Biosynthesis of Jasmonic acid:
Jasmonic acid is synthesized from linolenic acid by the octadecanoid pathway. It is synthesized in the chloroplast and peroxisomes in response to multiple stresses.
Physiological roles of Jasmonic acid:
- Plays an important role in the regulation of biotic and abiotic stress.
- Helps in plant growth and development.
- Leads to growth inhibition and leaf senescence.
- Inhibit root growth, pollen germination, and tendril coiling.
- Stimulates ethylene biosynthesis and fruit ripening.
- Acts against pests and herbivores, helpful in anti-pest defense.
- Stimulates conversion of lycopene to carotene and is responsible for tuber formation in potatoes.
Salicylic acid:
Salicylic acid is a lipophilic monohydroxybenzoic acid, a type of phenolic phytohormone found in plants concerning plant growth and development, photosynthesis, transpiration. Salicylic acid is involved in endogenous signaling, mediating plant defense against pathogens. It is an important hormone that regulates many aspects of plant growth and development, as well as resistance to biotic stress.
Site of synthesis:
Salicylic acid is synthesized in chloroplast and cytosol.

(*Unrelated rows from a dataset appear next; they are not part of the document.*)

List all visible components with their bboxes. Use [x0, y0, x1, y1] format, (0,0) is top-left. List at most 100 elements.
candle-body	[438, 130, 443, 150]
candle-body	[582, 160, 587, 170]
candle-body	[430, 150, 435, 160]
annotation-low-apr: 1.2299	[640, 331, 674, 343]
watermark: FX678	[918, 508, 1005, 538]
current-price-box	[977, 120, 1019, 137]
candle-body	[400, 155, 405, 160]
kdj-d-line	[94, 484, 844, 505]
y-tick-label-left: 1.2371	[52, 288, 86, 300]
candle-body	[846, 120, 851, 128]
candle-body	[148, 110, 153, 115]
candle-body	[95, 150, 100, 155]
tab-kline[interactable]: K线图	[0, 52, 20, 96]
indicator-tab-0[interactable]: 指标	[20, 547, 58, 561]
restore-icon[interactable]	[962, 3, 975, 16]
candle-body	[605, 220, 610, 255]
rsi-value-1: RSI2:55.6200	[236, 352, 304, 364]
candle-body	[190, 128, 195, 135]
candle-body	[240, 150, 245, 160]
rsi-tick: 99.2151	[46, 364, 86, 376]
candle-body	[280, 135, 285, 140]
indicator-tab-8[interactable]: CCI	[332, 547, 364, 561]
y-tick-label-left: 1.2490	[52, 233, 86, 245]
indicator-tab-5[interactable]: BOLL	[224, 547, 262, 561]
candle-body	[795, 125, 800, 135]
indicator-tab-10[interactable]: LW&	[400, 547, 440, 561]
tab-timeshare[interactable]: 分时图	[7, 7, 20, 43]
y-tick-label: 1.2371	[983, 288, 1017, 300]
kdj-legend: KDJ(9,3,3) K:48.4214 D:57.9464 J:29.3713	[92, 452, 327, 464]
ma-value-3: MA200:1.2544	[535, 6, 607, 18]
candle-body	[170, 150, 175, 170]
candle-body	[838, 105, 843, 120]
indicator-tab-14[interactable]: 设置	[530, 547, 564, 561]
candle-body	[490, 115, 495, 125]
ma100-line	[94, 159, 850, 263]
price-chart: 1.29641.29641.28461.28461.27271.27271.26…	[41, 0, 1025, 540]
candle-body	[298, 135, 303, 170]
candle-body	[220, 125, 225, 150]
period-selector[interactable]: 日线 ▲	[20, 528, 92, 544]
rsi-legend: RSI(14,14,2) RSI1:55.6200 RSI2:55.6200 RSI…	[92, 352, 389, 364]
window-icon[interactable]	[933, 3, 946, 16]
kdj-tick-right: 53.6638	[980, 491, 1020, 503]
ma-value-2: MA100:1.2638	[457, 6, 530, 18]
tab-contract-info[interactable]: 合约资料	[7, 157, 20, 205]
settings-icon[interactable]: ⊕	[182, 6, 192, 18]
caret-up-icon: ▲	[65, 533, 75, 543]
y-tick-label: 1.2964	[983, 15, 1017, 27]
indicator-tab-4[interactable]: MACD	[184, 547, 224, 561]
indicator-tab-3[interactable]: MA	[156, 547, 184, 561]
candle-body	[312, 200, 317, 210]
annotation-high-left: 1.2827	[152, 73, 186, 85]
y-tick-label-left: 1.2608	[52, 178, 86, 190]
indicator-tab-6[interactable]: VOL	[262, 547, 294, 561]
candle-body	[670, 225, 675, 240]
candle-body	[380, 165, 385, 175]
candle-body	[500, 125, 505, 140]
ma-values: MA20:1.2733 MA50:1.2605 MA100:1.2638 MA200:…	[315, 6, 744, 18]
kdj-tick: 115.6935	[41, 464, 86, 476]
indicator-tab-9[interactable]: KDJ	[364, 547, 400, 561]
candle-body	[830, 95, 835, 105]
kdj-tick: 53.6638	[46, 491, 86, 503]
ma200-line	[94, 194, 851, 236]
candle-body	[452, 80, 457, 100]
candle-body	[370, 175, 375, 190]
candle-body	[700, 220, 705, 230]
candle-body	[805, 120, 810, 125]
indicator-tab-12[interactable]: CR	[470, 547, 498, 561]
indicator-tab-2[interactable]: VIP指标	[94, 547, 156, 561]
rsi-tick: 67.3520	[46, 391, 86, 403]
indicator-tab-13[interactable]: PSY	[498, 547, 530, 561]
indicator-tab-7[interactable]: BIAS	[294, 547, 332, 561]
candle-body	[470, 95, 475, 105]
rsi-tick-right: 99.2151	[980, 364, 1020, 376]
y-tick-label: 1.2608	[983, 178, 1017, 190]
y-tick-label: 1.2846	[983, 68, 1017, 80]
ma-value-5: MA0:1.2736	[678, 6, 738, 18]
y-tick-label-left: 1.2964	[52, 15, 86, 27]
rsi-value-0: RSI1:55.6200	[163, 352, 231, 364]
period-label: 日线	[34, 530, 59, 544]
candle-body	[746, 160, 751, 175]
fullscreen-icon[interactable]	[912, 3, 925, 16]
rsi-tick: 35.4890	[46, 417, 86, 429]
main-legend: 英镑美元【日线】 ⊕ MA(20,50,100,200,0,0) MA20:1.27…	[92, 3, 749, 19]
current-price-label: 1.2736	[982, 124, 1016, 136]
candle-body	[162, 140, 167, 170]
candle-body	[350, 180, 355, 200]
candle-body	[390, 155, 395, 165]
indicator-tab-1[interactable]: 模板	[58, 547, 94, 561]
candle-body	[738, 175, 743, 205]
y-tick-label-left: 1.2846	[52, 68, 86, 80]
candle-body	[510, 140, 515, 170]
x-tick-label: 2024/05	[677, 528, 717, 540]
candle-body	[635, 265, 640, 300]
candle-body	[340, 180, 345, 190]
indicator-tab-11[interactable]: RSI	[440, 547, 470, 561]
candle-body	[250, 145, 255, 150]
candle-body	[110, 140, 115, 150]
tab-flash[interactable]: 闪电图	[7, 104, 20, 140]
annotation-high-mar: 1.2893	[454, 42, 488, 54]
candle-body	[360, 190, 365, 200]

Biosynthesis of Salicylic acid:
Salicylic acid is synthesized by two pathways.
- Phenylalanine Ammonia Lyase pathway (PAL Pathway)
- Isochorismate pathway (IC Pathway)
Chorismate acts as a precursor molecule for both pathways which is obtained from the Shikimate pathway.
Physiological roles:
- The increasing level of salicylic acid induces thermogenesis which helps in pollination.
- Provides resistance to subsequent pathogenic attacks.
- Inhibit ethylene biosynthesis and seed germination.
- Reverses the effect of ABA.
- The application of salicylic acid enhances the longevity of flowers.